Я проболела несколько недель. Зимняя погода препятствовала моему выздоровлению, я подхватила простуду, не успев оправиться после преждевременного рождения ребенка, и провела в постели еще некоторое время. Помню сочувственные гримасы на лицах, склонявшихся надо мной, но сердце мое замерзло; я хотела поблагодарить всех за беспокойство, но в словах не было никакого смысла. Тэбби (она жила с нами на Кранбурн, еще когда я была совсем маленькой) ухаживала за мной и качала головой, и поила меня бульоном; юная Эм, горничная, расчесывала мои волосы и одевала меня в прелестные кружевные ночные сорочки, и сплетничала о своей семье и сестрах в далеком Йоркшире; садовник Эдвин время от времени присылал несколько ранних крокусов или нарциссов со своих драгоценных клумб и ворчал, что «они подкрасят щечки молодой госпожи». Но даже их доброта не могла меня расшевелить. Я сидела у камина, завернувшись в толстую шаль, иногда с вышиванием, но чаще просто уставившись на огонь.
Уильям, который мог бы разбудить меня, вернулся в Оксфорд, где его ждала должность младшего научного сотрудника, и теперь разрывался между радостью от вознаграждения за долгие годы учебы и тревогой, что оставил меня в столь подавленном состоянии.
Генри был само внимание: почти целый месяц ко мне не пускали посетителей — он говорил, что никому не позволит меня расстраивать, — и он ни разу не уходил к себе в студию. Генри работал дома над дюжинами эскизов к моим портретам, но мне, некогда очарованной его работами, теперь было все равно. Раньше мне нравилось, как он меня рисует, выделяя глаза и подчеркивая правильность черт, но теперь его искусство оставляло меня равнодушной, и я удивлялась, что когда-то считала его талантливым.
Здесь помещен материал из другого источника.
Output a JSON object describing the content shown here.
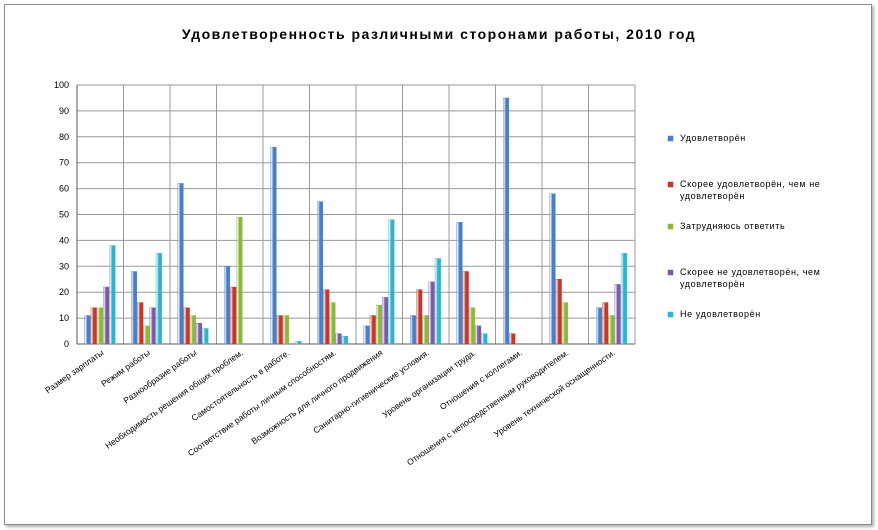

Его картины, развешанные, как трофеи, по всем свободным стенам в каждой комнате, вызывали у меня отвращение. Но хуже всех была «Маленькая нищенка» в спальне, написанная, когда мне было всего тринадцать, — эта картина преследовала меня, как мой призрак. Лондонские трущобы воспроизведены в мельчайших деталях, от пара над тротуарами до сажи, опускающейся с мутного неба. Тощий кот обнюхивает дохлую птицу в канаве. Радом сидит умирающая девочка, босая, одетая лишь в рубаху, ее длинные волосы свисают до земли. Разбитая чашка для подаяний лежит радом на мостовой, лицо воздето к небу, и на нем играет случайный луч света. На раме, созданной по эскизам художника, выгравирована строфа из его собственного одноименного стихотворения:
Невинная, нетронутая лаской,
Свободная от грез земной Любви,
Оставь покровы смертной, слабой плоти
И, озаряясь, в выси воспари.
Небесные к тебе склонятся духи,
Хоть ты и выйдешь к ним из темноты,
А рядом на престоле Всемогущий,
И в вечной радости Его невеста — ты.
Когда-то я восхищалась мистером Честером — у него так легко получалось писать настоящие стихи. Я не терпела критики в его адрес, плакала в сердцах, когда мистер Раскин[7] нелестно отозвался о его первой выставке. Я смутно помнила то время, когда поклонялась ему, берегла каждое написанное им слово, каждый выброшенный рисунок. Я помню свое благоговение и признательность, когда он предложил нанять мне учителей, радость, охватившую меня, когда я услышала, о чем мама говорит с Генри в библиотеке. Тетушка Мэй не одобряла брака с человеком настолько старше меня. Но маму ослепили мысли о благах, которыми мистер Честер мог обеспечить ее дочь, а меня — меня ослепил сам мистер Честер. В семнадцать лет я вышла за него замуж.
Вышла за него замуж!
Я яростно схватилась за иголку, нижний стежок — раз, верхний стежок — два, меня вдруг переполнила ненависть и злоба. Вышивка по рисунку Генри была наполовину готова: яркие насыщенные цвета, спящая красавица на увитом розами ложе. И хотя работа была не закончена, лицо спящей девушки уже напоминало мое.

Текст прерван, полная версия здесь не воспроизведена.